Flüssiggas ist schnell verfügbar und mobil einsetzbar. Aufgrund dieser Vorteile setzen die Betriebe es häufig ein. Allerdings besitzt es auch Eigenschaften, die zwingend eine fachgerechte Verwendung erforderlich machen. Also Vorsicht: Flüssiggas ist schwerer als Luft und leicht entzündbar. Seine thermische Ausdehnung ist extrem hoch und es hat eine niedrige untere Explosionsgrenze.
Dipl.-Ing. (FH) Rolf Schwebel Berufsgenossenschaft Nahrungsmittel und Gastgewerbe (BGN)

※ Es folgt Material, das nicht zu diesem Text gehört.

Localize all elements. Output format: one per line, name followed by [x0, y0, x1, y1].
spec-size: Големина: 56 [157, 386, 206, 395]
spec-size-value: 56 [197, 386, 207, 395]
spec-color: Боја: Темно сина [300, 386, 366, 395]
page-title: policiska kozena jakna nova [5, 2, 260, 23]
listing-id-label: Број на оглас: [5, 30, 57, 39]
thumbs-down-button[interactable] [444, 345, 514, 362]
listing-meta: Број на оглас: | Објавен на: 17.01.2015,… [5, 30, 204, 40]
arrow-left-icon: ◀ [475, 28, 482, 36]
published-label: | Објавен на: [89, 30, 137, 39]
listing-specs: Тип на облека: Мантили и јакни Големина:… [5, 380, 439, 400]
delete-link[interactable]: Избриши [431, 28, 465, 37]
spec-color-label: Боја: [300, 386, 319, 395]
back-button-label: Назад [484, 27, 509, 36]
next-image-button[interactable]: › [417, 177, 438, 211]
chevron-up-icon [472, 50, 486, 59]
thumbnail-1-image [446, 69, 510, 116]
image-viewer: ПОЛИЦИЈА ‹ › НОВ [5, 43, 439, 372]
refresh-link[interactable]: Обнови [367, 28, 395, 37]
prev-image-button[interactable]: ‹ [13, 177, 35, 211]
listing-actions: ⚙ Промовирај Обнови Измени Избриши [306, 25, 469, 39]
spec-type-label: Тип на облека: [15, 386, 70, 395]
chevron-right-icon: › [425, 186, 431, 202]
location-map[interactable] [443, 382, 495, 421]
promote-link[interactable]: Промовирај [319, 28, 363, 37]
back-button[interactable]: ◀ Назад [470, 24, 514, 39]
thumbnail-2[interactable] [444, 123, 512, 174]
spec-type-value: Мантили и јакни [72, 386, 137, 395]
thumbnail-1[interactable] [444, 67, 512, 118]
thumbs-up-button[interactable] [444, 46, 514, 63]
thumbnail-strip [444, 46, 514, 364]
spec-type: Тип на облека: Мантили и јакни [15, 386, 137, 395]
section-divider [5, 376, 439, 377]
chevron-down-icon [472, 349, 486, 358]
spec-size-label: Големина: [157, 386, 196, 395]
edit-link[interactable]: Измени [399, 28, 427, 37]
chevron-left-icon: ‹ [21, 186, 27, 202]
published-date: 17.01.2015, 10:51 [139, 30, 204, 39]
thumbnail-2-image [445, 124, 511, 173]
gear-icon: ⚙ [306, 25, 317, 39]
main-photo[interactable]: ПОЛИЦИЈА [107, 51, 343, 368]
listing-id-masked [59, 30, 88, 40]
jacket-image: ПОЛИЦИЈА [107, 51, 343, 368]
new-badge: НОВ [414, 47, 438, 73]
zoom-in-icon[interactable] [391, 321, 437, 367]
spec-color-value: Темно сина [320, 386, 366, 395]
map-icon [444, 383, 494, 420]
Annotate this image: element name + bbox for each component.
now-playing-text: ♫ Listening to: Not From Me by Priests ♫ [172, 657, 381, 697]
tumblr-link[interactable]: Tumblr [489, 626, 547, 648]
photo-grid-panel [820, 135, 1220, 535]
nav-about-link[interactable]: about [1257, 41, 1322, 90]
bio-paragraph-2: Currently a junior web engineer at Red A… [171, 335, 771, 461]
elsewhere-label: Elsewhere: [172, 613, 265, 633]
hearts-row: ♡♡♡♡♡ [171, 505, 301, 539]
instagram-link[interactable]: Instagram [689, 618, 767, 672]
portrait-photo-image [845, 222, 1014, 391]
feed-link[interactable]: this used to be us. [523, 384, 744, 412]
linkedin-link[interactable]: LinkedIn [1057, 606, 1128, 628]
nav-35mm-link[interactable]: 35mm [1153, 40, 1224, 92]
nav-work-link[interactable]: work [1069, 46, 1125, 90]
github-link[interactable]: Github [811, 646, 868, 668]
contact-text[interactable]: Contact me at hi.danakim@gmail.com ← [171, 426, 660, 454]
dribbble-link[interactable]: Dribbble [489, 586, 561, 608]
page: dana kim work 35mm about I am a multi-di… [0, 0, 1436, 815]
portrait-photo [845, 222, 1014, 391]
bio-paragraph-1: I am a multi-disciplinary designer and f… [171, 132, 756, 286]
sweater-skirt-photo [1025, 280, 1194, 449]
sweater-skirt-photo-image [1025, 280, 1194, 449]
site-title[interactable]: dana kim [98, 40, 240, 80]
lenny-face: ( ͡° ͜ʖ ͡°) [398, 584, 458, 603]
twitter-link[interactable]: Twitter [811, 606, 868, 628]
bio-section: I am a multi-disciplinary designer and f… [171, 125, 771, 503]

Unfälle, auch mit verheerenden Folgen, sowie Besichtigungen durch Aufsichtspersonen zeigen immer wieder, dass bereits grundlegende Informationen im Umgang mit Flüssiggas oftmals unbekannt sind und rechtliche Anforderungen nicht eingehalten werden. Zum Beispiel: Welche Sicherheitseinrichtungen sind erforderlich? Wie wird ein Flaschenwechsel durchgeführt? Was ist beim Betrieb von Gasgeräten in Räumen oder im Freien zu beachten? Wie oft muss die Flüssiggasanlage geprüft werden? Wo kann man sich informieren? Bei der betrieblichen Wahl geeigneter Schutzmaßnahmen steht neben der Berücksichtigung der umfangreichen flüssiggasspezifischen Regelwerke die Gefährdungsbeurteilung im Vordergrund. Folglich wird dem Unternehmer und der Führungskraft ein hohes Maß an Eigenverantwortung abverlangt. Sie stellen sich oft die Frage: „Habe ich für die Sicherheit meiner Mitarbeiter alles getan?“ Sicherheitsbeauftragte können Unternehmer und Führungskräfte hierbei unterstützen.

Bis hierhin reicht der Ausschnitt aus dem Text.